Democrats who cheat on their taxes want us to pay more

Treasury Secretary  Tim Geithner did not pay the taxes he owed;  Charles Rangel (D-NY) who as chairman of Ways and Means wrote tax laws, has run afoul of tax authorities for years' worth of malfeasance; and the latest:  Democratic Senator Claire McCaskill of Missouri -- a stalwart supporter of Barack Obama and one of the richest members of Congress.  Lest we forget, Tom Daschle, Obama's putative first choice for HHS Secretary had to drop out when it was disclosed that he also failed to pay taxes he owed. These are all members of the 1% Club.

Meanwhile, the staff of the IRS is being boosted by thousands of new auditors to snoop on our taxes to make sure we pay our "fair share" and Democrats rail against the "rich" who don't pay their fair share of taxes.

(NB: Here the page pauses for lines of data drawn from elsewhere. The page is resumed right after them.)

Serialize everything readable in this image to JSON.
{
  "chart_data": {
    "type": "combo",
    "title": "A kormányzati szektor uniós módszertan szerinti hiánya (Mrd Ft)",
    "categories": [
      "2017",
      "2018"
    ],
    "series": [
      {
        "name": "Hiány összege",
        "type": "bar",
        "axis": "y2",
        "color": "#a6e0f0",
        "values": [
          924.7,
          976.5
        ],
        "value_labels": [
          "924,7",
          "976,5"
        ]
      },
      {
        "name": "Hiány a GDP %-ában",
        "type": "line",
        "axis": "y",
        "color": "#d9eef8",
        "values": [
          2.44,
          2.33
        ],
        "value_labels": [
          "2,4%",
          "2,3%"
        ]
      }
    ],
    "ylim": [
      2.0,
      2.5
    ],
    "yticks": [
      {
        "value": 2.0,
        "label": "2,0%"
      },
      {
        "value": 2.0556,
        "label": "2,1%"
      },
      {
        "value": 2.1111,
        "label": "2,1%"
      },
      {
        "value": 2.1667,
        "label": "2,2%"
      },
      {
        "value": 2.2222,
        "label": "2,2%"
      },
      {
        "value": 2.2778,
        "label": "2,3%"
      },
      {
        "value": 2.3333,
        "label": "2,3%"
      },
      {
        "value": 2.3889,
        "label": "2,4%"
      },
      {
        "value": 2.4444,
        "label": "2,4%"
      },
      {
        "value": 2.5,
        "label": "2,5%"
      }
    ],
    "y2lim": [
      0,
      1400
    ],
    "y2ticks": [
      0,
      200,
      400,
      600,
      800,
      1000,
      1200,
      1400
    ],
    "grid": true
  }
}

What is it with these people? Omri Ceren of Commentary:

Only seven months after critical news stories about unpaid taxes on a private airplane, U.S. Sen. Claire McCaskill was late paying property taxes on her Washington, D.C., condominium. Records show that the Missouri Democrat missed the fall 2011 deadline by about three weeks. McCaskill paid $197 in penalties and interest on top of the $1,514 in taxes owed for half the year. McCaskill also was about a month late paying her spring 2010 property tax bill on the condo.

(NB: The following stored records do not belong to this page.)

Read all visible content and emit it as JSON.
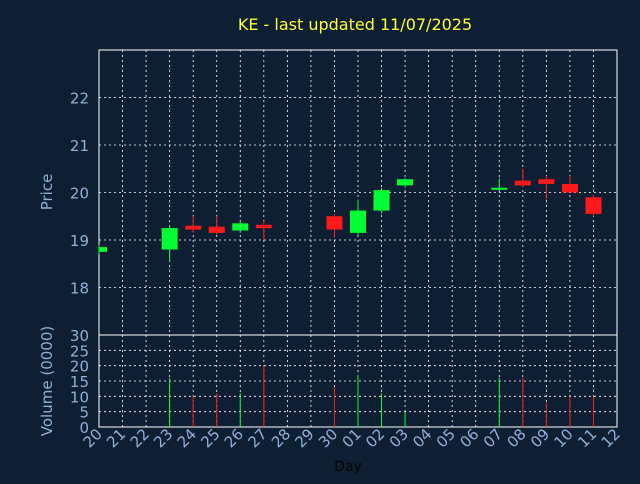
{
  "title": "KE - last updated 11/07/2025",
  "colors": {
    "background": "#0f1f33",
    "grid": "#ffffff",
    "axis_text": "#8fb0d8",
    "title": "#ffff33",
    "up": "#00ff33",
    "down": "#ff1a1a"
  },
  "chart_data": {
    "type": "candlestick",
    "title": "KE - last updated 11/07/2025",
    "xlabel": "Day",
    "x_ticks": [
      "20",
      "21",
      "22",
      "23",
      "24",
      "25",
      "26",
      "27",
      "28",
      "29",
      "30",
      "01",
      "02",
      "03",
      "04",
      "05",
      "06",
      "07",
      "08",
      "09",
      "10",
      "11",
      "12"
    ],
    "price_panel": {
      "ylabel": "Price",
      "ylim": [
        17.0,
        23.0
      ],
      "y_ticks": [
        18,
        19,
        20,
        21,
        22
      ],
      "grid": true
    },
    "volume_panel": {
      "ylabel": "Volume (0000)",
      "ylim": [
        0,
        30
      ],
      "y_ticks": [
        0,
        5,
        10,
        15,
        20,
        25,
        30
      ],
      "grid": true
    },
    "candles": [
      {
        "day": "20",
        "open": 18.75,
        "high": 18.9,
        "low": 18.7,
        "close": 18.85,
        "volume": 0
      },
      {
        "day": "23",
        "open": 18.8,
        "high": 19.3,
        "low": 18.55,
        "close": 19.25,
        "volume": 16
      },
      {
        "day": "24",
        "open": 19.3,
        "high": 19.5,
        "low": 19.15,
        "close": 19.22,
        "volume": 10
      },
      {
        "day": "25",
        "open": 19.28,
        "high": 19.5,
        "low": 19.1,
        "close": 19.15,
        "volume": 11
      },
      {
        "day": "26",
        "open": 19.2,
        "high": 19.4,
        "low": 19.15,
        "close": 19.35,
        "volume": 11
      },
      {
        "day": "27",
        "open": 19.32,
        "high": 19.4,
        "low": 19.0,
        "close": 19.25,
        "volume": 20
      },
      {
        "day": "30",
        "open": 19.5,
        "high": 19.55,
        "low": 19.05,
        "close": 19.22,
        "volume": 13
      },
      {
        "day": "01",
        "open": 19.15,
        "high": 19.85,
        "low": 19.1,
        "close": 19.62,
        "volume": 17
      },
      {
        "day": "02",
        "open": 19.62,
        "high": 20.1,
        "low": 19.55,
        "close": 20.05,
        "volume": 11
      },
      {
        "day": "03",
        "open": 20.15,
        "high": 20.3,
        "low": 20.1,
        "close": 20.28,
        "volume": 5
      },
      {
        "day": "07",
        "open": 20.08,
        "high": 20.3,
        "low": 20.05,
        "close": 20.1,
        "volume": 16
      },
      {
        "day": "08",
        "open": 20.25,
        "high": 20.5,
        "low": 20.12,
        "close": 20.15,
        "volume": 16
      },
      {
        "day": "09",
        "open": 20.28,
        "high": 20.35,
        "low": 19.85,
        "close": 20.18,
        "volume": 8
      },
      {
        "day": "10",
        "open": 20.18,
        "high": 20.35,
        "low": 20.0,
        "close": 20.0,
        "volume": 10
      },
      {
        "day": "11",
        "open": 19.9,
        "high": 19.95,
        "low": 19.5,
        "close": 19.55,
        "volume": 10
      }
    ]
  }
}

McCaskill's Chinatown condo was purchased in 2007 for $700,000. It's unclear how much her private plane is worth, but the taxes she failed to pay on it amounted to $300,000. So, it's worth more than $300,000. Per liberal logic just the house and the plane are enough to springboard her into the 1 percent of Americans who are bleeding this country dry by stubbornly insisting on having wealth (though in fairness she's been in the public sector for all but three years since around age 30, so she didn't earn her wealth exclusively as some vampire capitalist businesswoman or whatever).

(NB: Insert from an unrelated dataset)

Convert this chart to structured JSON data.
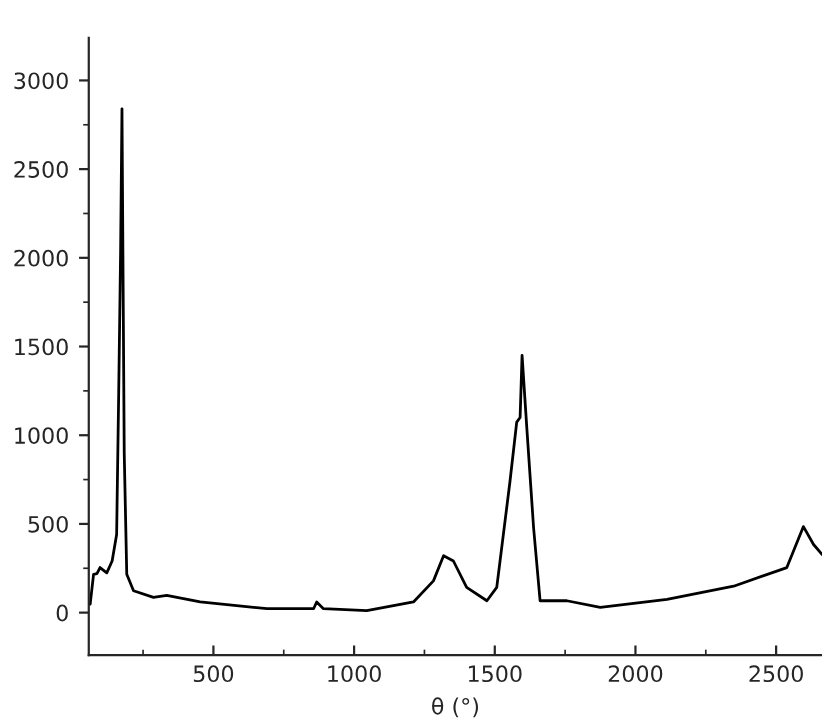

The combination of late taxes on high wealth would matter a lot less if McCaskill's party wasn't currently trying to win an election by demagoguing high earners and those who "don't pay their fair share." Or if there weren't some significant questions being raised locally about how a company she lists as worth $1,001 owns a private plane.

The White House has been inexcusably unserious about fiscal sustainability precisely to shield vulnerable Red State Democrats like McCaskill from having to take tough votes. McCaskill's seeming inability to pay her taxes has threatened her popularity anyway. And so - yet again - a cynical politically-motivated White House gambit doesn't even have the political payoff it was supposed to.